The other day at work I was having a difficult time with something, or someone, and whatever it was (I don’t remember anymore) sat like a burr under my saddle for much of the day. By God’s grace He gave me a moment of clarity, reminding me how richly blessed I am, not only in my eternal security but also in earthly blessings. How pathetic my grumbling then seemed!  Reflecting further I was convicted that little bits of discontent had come to characterize much of my life. Not a lot of discontent mind you, just little bits, but I was able to find something to criticize in almost every sphere of my life. There’s so much to be thankful for: a Savior, a family, a good church, a job, leisure.  Yet in each I could find something to criticize or be facetious about.  I realized to my shame that I had learned to be discontent in all circumstances. In all things I could think of something to complain about.  From a small seed of selfishness and cynicism sprang an attitude that permeated my whole outlook.

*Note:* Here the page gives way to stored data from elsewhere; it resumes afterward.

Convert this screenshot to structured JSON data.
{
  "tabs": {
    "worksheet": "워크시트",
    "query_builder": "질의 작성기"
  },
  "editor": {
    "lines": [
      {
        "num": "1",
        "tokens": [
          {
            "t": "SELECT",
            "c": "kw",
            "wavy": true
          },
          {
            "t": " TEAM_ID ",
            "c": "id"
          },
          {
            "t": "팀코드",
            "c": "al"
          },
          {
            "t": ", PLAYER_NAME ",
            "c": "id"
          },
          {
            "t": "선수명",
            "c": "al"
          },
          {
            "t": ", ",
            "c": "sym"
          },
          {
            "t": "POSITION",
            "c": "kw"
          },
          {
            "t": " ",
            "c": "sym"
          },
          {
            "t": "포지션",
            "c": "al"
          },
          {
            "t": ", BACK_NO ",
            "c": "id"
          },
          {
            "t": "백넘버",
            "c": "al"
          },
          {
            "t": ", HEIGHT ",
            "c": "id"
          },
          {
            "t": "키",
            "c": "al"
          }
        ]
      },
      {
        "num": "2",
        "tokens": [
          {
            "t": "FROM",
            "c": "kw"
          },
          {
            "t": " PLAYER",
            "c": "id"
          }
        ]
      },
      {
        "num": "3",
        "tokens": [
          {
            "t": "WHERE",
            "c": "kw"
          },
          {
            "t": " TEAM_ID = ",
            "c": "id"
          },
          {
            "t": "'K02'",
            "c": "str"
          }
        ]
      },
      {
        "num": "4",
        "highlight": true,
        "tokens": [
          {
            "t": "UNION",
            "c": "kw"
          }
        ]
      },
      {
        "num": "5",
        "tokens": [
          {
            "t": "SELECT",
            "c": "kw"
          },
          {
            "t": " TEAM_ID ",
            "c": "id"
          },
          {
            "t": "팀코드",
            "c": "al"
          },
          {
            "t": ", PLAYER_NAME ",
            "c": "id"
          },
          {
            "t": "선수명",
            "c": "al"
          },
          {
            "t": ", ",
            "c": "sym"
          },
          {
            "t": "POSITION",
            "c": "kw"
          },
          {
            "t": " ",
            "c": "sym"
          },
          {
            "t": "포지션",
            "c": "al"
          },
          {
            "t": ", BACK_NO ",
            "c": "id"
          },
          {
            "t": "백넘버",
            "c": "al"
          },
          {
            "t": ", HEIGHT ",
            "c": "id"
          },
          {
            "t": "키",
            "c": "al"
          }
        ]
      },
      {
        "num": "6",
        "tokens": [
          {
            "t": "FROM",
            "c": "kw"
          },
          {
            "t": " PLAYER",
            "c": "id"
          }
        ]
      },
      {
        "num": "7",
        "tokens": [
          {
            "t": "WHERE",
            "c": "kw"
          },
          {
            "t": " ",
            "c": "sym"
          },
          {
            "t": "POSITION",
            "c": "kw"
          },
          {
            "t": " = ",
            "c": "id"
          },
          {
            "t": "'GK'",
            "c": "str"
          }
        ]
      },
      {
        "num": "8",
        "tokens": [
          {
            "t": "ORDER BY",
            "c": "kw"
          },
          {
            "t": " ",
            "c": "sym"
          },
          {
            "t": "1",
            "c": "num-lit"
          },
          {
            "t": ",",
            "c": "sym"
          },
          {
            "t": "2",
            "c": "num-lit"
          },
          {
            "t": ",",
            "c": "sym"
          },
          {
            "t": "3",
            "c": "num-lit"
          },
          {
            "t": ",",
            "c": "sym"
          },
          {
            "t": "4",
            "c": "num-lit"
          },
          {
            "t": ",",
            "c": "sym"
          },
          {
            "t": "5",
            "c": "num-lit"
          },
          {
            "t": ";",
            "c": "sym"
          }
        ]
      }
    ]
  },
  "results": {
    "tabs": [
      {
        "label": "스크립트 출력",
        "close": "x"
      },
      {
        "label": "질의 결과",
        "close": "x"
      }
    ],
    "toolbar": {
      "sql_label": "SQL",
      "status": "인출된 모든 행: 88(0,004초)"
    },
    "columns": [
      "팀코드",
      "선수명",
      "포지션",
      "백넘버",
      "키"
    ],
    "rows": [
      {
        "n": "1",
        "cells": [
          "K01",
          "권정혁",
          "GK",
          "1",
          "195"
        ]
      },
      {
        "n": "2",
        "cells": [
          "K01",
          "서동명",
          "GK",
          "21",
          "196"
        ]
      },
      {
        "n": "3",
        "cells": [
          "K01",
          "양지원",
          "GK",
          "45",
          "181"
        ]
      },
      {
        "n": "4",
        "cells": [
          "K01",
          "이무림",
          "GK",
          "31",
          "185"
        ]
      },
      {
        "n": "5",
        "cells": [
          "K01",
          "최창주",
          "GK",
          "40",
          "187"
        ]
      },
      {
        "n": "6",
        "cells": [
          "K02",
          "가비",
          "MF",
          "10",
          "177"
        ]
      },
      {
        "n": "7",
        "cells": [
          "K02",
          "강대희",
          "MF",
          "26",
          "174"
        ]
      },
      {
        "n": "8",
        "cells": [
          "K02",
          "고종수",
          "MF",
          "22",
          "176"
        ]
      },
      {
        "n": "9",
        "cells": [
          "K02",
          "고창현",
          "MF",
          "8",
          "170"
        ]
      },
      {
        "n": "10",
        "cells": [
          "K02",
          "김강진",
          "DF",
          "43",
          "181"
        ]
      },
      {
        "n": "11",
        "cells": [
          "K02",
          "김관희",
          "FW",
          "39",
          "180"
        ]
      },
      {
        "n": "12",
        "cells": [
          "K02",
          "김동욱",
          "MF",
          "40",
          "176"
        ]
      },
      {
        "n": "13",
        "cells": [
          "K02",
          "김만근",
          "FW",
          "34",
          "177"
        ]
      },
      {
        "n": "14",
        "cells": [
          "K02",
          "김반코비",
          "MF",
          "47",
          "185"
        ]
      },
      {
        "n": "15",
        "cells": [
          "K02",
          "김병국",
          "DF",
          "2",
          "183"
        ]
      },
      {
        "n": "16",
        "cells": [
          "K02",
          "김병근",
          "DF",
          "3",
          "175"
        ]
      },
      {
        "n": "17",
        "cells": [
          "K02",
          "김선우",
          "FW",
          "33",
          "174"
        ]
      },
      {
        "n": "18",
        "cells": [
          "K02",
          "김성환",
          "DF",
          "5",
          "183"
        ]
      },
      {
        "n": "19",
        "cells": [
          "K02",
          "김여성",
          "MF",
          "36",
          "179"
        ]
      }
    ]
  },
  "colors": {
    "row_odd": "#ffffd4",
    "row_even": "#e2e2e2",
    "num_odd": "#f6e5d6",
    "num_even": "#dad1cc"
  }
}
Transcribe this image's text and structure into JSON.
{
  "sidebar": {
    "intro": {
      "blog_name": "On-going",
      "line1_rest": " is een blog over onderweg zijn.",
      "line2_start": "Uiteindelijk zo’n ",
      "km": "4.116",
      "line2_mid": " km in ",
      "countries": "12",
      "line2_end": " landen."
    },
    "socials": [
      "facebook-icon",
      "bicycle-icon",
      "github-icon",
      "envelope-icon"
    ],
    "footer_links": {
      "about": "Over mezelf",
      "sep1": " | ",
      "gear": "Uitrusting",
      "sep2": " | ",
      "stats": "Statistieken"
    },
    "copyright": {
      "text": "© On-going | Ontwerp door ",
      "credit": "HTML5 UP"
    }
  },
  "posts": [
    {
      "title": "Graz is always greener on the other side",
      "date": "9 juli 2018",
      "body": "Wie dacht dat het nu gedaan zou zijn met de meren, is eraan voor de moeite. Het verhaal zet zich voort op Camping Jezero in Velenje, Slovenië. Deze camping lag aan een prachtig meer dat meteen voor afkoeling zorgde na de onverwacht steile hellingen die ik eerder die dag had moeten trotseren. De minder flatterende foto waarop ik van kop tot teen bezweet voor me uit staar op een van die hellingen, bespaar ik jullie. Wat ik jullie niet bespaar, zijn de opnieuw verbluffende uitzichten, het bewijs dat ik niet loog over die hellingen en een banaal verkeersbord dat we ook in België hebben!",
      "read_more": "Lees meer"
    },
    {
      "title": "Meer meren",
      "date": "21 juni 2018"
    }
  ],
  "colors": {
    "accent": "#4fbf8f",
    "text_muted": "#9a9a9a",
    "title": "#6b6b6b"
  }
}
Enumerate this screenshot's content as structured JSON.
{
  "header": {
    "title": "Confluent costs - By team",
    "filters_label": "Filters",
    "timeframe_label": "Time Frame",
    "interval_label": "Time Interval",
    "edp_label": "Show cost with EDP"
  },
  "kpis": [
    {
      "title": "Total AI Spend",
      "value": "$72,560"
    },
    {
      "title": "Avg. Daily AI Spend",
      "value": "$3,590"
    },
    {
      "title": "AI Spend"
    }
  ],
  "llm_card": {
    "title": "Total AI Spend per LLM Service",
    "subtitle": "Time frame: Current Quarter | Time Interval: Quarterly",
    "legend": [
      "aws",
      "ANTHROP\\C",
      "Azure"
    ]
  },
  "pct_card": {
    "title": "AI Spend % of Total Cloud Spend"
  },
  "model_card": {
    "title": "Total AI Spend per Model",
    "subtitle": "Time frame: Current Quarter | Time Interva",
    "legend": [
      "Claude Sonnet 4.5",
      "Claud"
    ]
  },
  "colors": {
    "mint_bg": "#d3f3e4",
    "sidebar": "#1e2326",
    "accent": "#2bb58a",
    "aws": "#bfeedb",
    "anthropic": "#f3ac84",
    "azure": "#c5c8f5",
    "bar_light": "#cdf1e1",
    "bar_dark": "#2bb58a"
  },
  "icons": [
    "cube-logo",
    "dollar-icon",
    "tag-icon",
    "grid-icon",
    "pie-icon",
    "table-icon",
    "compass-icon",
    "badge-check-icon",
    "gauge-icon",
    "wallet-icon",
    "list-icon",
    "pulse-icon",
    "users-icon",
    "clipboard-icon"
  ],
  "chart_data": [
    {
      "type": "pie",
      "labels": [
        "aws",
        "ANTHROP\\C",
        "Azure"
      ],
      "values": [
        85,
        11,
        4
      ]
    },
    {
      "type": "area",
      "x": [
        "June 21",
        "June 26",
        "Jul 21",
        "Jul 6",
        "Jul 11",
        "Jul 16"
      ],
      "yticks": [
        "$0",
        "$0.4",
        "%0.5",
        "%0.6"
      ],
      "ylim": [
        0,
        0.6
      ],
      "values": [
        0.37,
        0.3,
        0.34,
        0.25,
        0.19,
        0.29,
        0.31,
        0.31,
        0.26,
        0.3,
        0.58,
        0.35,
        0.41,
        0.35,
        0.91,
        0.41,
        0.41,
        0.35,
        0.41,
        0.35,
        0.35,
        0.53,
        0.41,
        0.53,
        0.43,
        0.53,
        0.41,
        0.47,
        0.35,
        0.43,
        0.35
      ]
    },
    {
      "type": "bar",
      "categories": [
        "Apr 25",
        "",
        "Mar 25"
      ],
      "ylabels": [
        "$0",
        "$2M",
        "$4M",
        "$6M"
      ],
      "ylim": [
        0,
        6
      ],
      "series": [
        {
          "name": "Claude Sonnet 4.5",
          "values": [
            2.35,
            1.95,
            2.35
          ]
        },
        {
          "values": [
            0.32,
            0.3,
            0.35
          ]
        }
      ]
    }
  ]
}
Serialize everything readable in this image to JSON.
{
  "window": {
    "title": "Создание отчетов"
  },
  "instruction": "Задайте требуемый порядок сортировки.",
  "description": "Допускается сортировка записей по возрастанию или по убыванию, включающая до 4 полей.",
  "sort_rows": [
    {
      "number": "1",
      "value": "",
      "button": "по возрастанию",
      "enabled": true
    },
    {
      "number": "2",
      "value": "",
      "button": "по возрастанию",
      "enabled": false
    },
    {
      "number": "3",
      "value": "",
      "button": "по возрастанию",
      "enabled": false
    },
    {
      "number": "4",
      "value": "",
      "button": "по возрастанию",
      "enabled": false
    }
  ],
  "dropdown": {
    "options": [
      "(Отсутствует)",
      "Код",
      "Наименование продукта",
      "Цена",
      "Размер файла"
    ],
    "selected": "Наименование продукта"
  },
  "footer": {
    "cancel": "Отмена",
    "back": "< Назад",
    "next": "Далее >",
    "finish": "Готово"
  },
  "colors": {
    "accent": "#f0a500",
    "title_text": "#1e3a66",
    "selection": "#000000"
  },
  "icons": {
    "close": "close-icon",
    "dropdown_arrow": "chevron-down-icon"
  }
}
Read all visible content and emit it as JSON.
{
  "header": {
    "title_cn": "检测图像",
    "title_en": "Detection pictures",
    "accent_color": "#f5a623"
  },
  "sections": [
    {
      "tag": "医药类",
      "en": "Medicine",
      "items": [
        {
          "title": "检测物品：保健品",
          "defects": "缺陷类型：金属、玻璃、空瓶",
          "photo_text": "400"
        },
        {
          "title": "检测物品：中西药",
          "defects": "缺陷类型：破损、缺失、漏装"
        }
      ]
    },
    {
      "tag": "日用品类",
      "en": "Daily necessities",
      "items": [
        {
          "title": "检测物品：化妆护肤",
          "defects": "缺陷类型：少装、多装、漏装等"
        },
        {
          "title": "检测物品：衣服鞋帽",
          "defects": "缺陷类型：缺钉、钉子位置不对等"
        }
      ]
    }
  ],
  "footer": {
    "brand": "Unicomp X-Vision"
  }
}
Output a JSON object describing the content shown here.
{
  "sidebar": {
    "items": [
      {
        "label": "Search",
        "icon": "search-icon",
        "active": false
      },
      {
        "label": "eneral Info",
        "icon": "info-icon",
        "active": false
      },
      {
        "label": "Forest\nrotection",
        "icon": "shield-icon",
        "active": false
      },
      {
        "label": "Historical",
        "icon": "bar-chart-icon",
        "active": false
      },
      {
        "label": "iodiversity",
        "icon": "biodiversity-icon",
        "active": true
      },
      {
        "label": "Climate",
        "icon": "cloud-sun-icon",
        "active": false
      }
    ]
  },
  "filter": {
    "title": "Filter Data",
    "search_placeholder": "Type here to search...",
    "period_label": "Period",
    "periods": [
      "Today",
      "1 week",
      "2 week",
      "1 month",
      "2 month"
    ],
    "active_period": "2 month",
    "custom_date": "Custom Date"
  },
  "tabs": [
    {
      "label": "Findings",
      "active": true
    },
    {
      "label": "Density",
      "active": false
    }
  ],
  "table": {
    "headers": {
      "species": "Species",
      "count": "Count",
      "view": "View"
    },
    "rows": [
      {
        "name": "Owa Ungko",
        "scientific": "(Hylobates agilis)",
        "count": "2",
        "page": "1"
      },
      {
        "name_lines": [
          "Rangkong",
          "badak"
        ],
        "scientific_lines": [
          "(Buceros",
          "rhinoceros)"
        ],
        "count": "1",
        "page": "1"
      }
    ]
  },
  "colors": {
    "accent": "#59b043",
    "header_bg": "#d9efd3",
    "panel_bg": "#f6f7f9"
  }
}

I’ve been reminded of a couple of things taught by my old friend, the puritan John Owen, regarding what seem like little sins. He wrote that we ought to “rise mightily against the first actings and conceptions of your distemper.” In other words, don’t knowingly allow little bits of sin to fester in your life.  I should have known that relishing a little cynical thought here and there, grumbling daily about work to my wife, or feeling sorry for myself when my child is sick would lead to a general discontent with life, to selfishness instead of thankfulness.  Instead of cherishing a little sin, we ought to fight against it with the same intensity as if it were full blown corruption.  This is because, as Owen also taught, “sin aims always at the utmost; every time it rises up to tempt or entice, might it have its own course, it would go out to the utmost sin in that kind.”  It is extremely dangerous for a Christian to be content with or to savor little sins in his or her life. Think of them as seeds that Satan has planted.  The more you feed and water them, the bigger they’ll grow.  He is hoping they will mature and bear the fruit of death within you.

How different my attitude had become from the apostle Paul’s, who had “learned the secret of being content in any and every situation, whether well fed or hungry, whether living in poverty or in want (Philippians 4:12).  How different my attitude had become from Christ Jesus, “who, being in very nature God, did not consider equality with God something to be grasped, but made himself nothing, taking the very nature of a servant” (Phil 2:6-7). I learned discontentment by focusing on myself. Paul learned contentment by looking to Jesus, who made himself nothing.  Yet in spite of what He gave up, Jesus always had joy, which is something I am always lacking when I am discontent, when I am selfish with my time or stingy with my money. How much better to strive in the Spirit for contentment in all circumstances, joy in all circumstances, no matter what He requires me to give up?

Thank you, heavenly Father, for allowing me to trade discontent for thanksgiving and joy.  Once again, you have been patient with me and merciful to me.  May you bless those reading this who also struggle to remain thankful. Help us to recognize little sins as seeds of bigger sins. Remind us again of your blessings, your faithfulness and your mercy!